When Searching For The Young Soul Rebels was released in the summer of 1980 the UK singles chart was littered with funk and disco; the golden age of both had had their day, but the likes of Chic, Diana Ross, Gibson Brothers, Detroit Spinners, Brothers Johnson and Odyssey were still hugely popular. Soul, however, was a far more distant memory. Not since the heyday of Motown had authentic soul acts really bothered the Top 40. Funk and disco were hanging in, ska and mod was in the middle of a massive revival and then along came Dexys Midnight Runners, bringing with them a new soul vision.
To me, a 14-year old who was soaking up anything and everything, soul was something I’d just dipped my toe into when Geno stormed to No.1 in early 1980. I loved it, the passion, the image, the brass and in particular Kevin Rowland’s uncomfortable, blue-collar cool. There There My Dear was equally magnetic, teaching me valuable lessons I’d never learn in the classroom.
“If you’re so anti-fashion why not wear flares instead of dressing down all the same”.
Soon (not soon enough) I’d be wearing nothing but second hand clobber. I went to work in a ‘trendy’ menswear emporium, but a few of us only laughed at those who simply, stupidly, blindly followed fashion. It was bands like Dexys who taught me to think for myself.
Searching For The Young Soul Rebels had so much to say, politically, culturally and from its opening minute of radio hiss and snippets of The Sex Pistols, The Specials and Deep Purple I devoured it as if my life depended on it, which at the time it pretty much did. Amongst blaring brass and cool keyboard stabs Rowland’s voice was brilliantly painful; harrowing, pleading, so different from what the charts were (by the time this album had its wicked way with me in 1981) becoming – a synthetic, soulless, new romantic upchuck. Whilst their hit singles were upbeat and immediate the album’s slower tracks are those that really reach the soul; The Teams That Meet In The Caffs, I’m Just Looking, I Couldn’t Help It If I Tried and in particular the brilliantly scornful Keep It.

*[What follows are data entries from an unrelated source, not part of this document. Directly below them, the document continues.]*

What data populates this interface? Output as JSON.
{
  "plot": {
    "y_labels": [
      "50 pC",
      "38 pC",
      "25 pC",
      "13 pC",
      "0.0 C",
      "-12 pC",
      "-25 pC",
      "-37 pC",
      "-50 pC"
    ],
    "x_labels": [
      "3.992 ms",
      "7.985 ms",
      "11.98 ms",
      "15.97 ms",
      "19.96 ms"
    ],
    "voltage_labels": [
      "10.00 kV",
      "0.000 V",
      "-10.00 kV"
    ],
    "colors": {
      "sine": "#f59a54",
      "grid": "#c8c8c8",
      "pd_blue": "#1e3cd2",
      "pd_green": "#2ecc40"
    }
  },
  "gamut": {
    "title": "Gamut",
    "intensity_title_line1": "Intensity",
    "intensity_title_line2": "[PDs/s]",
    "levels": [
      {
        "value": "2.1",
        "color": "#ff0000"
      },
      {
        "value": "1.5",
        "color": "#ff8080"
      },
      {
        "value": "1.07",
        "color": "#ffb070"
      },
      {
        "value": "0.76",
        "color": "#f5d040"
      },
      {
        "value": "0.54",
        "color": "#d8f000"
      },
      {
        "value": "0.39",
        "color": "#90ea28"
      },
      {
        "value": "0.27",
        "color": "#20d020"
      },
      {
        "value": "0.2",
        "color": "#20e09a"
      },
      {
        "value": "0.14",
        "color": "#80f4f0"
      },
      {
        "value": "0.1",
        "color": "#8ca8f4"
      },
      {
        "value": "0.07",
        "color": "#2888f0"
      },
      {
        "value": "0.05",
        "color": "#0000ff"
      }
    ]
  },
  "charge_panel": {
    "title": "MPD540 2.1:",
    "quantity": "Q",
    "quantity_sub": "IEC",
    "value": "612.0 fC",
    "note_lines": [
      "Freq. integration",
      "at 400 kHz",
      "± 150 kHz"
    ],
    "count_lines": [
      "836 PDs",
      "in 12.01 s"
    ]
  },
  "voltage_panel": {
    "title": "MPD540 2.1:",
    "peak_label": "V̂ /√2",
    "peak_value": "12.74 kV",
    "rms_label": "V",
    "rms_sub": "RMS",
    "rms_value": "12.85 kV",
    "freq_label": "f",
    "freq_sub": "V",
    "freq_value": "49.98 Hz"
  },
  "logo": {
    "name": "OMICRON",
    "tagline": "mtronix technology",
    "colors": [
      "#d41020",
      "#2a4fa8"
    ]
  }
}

For me the album was a springboard to soul and all manner of social references, but more than that it was a genuine inspiration and the more I listened the more I felt enlightened. That said, to love it and believe in it as I did was further evidence of not just a love of music, but an appreciation and acceptance of the fact that music was moulding my life, asking me as many questions as it was giving me answers. Soon I would be gorging on soul as part of an unrelenting 60s binge, but for now Dexys Midnight Runners were – much as Geno Washington was to Kevin Rowland – a perfect inspiration.